Я склонился к зловонной куче и брезгливо, будто руки мои были облачены в белые перчатки, стал выковыривать более-менее целые картофелины.
Но и тут меня снова отбросило на несколько уровней вниз — во-первых, как я уже упоминал, среди инструментария Валерчика мною не было обнаружено ни одного ножа. А еще — чтобы пожарить пусть с грехом пополам вычищенную картошку нужно было хоть немного масла. Мысль о возвращении в волчье логово фюрера зангиотинской столово́й наполнило мое сердце скорбным трепетом.
И тогда я решился на новый трюк — сгонять к Баеву в сектор. За ножиком.
Все гласныя и негласныя инструкция вахтера СПП запрещают нашему маленькому племени лукаться в закрытые сектора — во избежания провокаций. Большинство мужиков нас презирает, а некоторые люто ненавидят. Но Баев жил в первом секторе, а сидели там, в основном, первоходы и маслокрады низкого уровня, те у кого не было достаточно денег и связей, чтобы инвестироваться в столовую или на худой конец в кубовую. Если они и недолюбливают гадов, то в лицо все равно улыбаются.
Перспектива того что я заработаю колющее или режущее раненье шкурки в первом секторе была настолько мала, что я решил ей пренебречь. Я сам неоднократно наблюдал как скользкий гад Шкур — со свиданки, не раз нырял в первый сектор, отрабатывая груза.

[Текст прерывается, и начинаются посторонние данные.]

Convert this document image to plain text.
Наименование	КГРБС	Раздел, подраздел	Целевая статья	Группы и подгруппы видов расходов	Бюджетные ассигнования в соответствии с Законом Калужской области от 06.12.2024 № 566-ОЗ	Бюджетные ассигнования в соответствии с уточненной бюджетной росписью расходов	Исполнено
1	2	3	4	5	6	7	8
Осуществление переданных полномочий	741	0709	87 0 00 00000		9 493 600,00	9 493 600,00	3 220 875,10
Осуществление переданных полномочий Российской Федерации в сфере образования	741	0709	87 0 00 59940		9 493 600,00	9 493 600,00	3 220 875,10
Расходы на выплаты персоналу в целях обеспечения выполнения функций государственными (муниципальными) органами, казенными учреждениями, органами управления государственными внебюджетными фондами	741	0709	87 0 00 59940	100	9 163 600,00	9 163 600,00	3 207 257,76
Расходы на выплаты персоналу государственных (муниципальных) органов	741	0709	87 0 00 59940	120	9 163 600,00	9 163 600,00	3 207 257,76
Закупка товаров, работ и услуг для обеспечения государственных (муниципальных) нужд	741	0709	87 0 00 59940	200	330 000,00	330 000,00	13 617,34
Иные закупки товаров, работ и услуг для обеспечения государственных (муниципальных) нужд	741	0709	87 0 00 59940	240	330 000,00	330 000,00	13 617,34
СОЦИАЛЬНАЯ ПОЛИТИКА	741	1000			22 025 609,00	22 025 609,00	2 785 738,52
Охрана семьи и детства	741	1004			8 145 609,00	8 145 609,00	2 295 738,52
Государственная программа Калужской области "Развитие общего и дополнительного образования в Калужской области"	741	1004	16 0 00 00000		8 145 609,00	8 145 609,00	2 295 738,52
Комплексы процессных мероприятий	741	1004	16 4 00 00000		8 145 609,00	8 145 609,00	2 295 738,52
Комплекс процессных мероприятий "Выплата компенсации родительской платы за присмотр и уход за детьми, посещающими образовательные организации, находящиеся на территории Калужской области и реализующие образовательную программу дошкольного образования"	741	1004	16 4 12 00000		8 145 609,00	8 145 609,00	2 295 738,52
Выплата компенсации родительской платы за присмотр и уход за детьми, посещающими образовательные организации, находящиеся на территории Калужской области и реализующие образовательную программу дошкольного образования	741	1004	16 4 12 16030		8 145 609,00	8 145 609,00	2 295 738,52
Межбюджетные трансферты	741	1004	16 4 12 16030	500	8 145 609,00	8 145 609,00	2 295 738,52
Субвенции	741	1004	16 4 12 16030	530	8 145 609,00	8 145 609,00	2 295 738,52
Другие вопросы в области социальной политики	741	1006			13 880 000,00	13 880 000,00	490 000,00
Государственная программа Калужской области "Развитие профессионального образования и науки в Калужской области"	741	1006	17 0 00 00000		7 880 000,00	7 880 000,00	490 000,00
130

Правда перед тем как уйти с головой в пучину сектора, которая едва заметно колышется от количества напичканных туда зэка, Шкур всегда выворачивал повязку СПП — буквами внутрь. Не отсвечивать и не играть с огнем лишний раз. Этого бывало достаточно, потому как — первый сектор — это вам не мутноватый второй и уж точно не самый страшный — третий, где сидит со всей своей свитой, склонный к злоупотреблению опиатами, положенец.
Так что основным препятствием с которым я столкнулся в ходе головокружительной пенетрации имунной системы первого сектора стали не его жители — кристально правильные мужики, а моя сладкая татарочка Рамиля.
Подружка наотрез отказалась открыть тяжеленные литые ворота. Пришлось рассказать ей о моих проблемах в виде приготовления ужина для руководства.
Татарочка сама аккуратно вывернула мою повязку буквами внутрь и, оглянувшись по сторонам, — нет ли ментов — быстро, как только умеют опытные секторные полицаи — открыла мне маленькую боковую калитку.
Когда я уже наполовину ушел в пучину сектора, Рамилька догнала меня и с треском сорвала повязку с моего рукава.
— На обратном пути отдам. Удачи!
* * *
Черт никогда даже отдаленно не так страшен, как его принято малевать. На появление мое в секторе просто не обратили внимания. Вот стоило бы к примеру нарисоваться тут долговязому Геше Авктштоль — даже без повязки, а хотя бы в своем костюме сталилитейщика — его тут же бы облепила толпа антител — как меня в столово́й.
Незаметным комариком я тихо добрался до точки назначения — прохода пятого барака, где скромно поживали Баев и Сэнсэй.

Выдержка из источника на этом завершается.